The Parker problem and the theory of coronal heating

To illustrate his theory of coronal heating, Parker initially considers the problem of disturbing a homogeneous vertical magnetic field that is line-tied across two infinite horizontal surfaces. It is argued that, in the absence of resistive effects, any perturbed equilibrium must be independent of z. As a result random footpoint perturbations give rise to magnetic singularities, which generate strong Ohmic heating in the case of resistive plasmas. More recently these ideas have been formalized in terms of a magneto-static theorem but no formal proof has been provided. In this paper we investigate the Parker hypothesis by formulating the problem in terms of the fluid displacement. We find that, contrary to Parker's assertion, well-defined solutions for arbitrary compressibility can be constructed which possess non-trivial z-dependence.
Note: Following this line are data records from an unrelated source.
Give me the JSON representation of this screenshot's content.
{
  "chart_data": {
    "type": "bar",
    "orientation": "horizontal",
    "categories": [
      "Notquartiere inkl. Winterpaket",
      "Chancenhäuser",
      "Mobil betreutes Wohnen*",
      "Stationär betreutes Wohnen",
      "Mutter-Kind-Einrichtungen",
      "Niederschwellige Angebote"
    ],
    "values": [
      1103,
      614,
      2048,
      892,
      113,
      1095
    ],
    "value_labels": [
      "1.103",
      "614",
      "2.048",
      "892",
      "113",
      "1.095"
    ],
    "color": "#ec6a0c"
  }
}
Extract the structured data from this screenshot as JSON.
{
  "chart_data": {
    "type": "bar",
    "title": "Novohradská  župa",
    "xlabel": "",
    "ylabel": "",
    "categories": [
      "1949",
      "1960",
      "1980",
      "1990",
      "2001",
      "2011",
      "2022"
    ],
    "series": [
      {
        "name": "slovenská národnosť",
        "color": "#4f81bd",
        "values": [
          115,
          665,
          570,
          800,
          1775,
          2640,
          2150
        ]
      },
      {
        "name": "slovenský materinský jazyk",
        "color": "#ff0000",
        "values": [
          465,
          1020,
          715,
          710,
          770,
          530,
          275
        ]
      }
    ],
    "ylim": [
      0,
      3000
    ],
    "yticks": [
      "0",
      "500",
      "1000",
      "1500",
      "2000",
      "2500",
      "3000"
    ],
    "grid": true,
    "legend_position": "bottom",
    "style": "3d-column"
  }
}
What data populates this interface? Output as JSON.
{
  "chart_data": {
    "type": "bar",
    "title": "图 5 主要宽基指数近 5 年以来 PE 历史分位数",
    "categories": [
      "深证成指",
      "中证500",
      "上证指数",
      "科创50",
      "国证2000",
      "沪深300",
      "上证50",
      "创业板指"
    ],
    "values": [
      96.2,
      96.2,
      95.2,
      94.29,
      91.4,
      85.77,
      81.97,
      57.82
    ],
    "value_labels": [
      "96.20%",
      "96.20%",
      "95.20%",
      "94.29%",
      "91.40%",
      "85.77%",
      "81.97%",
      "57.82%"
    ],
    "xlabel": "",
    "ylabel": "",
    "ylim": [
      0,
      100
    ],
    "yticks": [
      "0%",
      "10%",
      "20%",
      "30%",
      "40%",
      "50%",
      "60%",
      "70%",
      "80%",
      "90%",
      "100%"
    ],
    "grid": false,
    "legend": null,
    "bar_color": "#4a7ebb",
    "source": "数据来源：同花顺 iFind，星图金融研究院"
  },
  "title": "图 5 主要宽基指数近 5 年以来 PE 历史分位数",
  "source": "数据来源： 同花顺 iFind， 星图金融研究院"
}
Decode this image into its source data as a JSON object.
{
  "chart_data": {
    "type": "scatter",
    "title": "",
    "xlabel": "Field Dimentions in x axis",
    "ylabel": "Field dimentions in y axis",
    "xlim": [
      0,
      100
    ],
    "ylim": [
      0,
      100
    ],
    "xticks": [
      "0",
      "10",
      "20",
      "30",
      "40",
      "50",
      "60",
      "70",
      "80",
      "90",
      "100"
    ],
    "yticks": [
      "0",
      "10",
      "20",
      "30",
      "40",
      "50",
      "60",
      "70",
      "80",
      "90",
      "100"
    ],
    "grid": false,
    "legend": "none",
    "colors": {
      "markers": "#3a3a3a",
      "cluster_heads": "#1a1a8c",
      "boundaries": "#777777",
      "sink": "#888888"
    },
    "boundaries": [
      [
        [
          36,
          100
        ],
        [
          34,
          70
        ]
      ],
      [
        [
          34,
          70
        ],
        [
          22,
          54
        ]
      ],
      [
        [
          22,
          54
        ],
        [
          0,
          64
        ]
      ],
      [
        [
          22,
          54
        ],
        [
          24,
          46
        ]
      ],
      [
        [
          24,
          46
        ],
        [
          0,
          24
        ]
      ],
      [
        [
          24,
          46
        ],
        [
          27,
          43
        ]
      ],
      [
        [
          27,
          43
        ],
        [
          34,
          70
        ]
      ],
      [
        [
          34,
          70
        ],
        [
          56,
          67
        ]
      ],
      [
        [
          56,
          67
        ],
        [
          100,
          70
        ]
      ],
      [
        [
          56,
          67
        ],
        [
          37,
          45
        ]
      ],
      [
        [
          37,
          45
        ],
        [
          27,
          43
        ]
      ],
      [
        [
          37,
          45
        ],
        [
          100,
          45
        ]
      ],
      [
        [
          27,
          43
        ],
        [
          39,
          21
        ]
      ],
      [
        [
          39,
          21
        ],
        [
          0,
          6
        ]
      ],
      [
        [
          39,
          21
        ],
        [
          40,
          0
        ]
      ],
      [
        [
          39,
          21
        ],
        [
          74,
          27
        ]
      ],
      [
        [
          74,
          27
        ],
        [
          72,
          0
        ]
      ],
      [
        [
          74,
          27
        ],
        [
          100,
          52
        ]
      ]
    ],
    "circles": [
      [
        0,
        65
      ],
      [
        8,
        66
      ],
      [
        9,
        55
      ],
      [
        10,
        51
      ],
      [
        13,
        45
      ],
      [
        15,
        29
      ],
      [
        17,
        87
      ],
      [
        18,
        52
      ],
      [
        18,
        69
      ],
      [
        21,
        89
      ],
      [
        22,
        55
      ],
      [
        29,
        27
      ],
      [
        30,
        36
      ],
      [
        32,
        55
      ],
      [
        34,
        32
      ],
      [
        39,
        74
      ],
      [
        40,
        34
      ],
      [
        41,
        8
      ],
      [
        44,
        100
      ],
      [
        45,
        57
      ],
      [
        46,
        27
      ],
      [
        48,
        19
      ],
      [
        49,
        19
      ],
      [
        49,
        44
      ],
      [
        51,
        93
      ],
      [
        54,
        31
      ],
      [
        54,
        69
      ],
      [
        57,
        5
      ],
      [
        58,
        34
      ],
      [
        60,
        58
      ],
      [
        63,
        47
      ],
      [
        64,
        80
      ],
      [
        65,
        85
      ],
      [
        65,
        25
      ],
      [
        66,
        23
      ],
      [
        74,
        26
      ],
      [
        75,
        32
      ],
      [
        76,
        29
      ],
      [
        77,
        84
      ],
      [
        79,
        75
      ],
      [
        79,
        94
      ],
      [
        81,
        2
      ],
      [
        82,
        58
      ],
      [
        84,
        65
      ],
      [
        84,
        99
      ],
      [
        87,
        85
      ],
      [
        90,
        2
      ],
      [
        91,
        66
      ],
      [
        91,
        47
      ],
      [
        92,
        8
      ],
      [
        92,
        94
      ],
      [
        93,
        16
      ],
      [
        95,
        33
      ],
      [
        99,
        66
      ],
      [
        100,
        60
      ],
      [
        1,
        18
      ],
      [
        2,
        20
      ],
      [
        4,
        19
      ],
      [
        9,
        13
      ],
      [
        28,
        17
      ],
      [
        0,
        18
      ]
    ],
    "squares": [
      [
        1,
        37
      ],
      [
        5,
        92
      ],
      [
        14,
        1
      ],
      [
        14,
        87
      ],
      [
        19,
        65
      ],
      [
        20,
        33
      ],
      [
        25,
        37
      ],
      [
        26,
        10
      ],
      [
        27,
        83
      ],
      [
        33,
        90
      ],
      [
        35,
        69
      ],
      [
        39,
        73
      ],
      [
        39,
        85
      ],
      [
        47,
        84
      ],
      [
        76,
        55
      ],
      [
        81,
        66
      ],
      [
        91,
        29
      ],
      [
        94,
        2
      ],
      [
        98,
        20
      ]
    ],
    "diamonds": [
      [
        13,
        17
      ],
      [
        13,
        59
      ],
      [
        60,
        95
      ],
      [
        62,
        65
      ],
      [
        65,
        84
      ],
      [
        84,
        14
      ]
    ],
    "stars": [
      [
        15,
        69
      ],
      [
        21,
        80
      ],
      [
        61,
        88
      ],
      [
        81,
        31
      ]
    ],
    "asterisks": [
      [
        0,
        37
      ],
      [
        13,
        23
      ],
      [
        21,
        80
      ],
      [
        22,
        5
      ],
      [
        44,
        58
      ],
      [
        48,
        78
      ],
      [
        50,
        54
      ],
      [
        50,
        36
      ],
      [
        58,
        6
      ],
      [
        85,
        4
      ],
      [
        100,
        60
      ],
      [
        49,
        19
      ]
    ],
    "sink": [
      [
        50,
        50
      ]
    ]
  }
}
In particular, an analytic treatment shows that small-amplitude Fourier disturbances violate the symmetry partial derivative(z) = 0 for both compact and non-compact regions of the (x, y) plane. Magnetic relaxation experiments at various levels of gas pressure confirm the existence and stability of the Fourier mode solutions. More general footpoint displacements that include appreciable shear and twist are also shown to relax to well-defined non-singular equilibria. The implications for Parker's theory of coronal heating are discussed.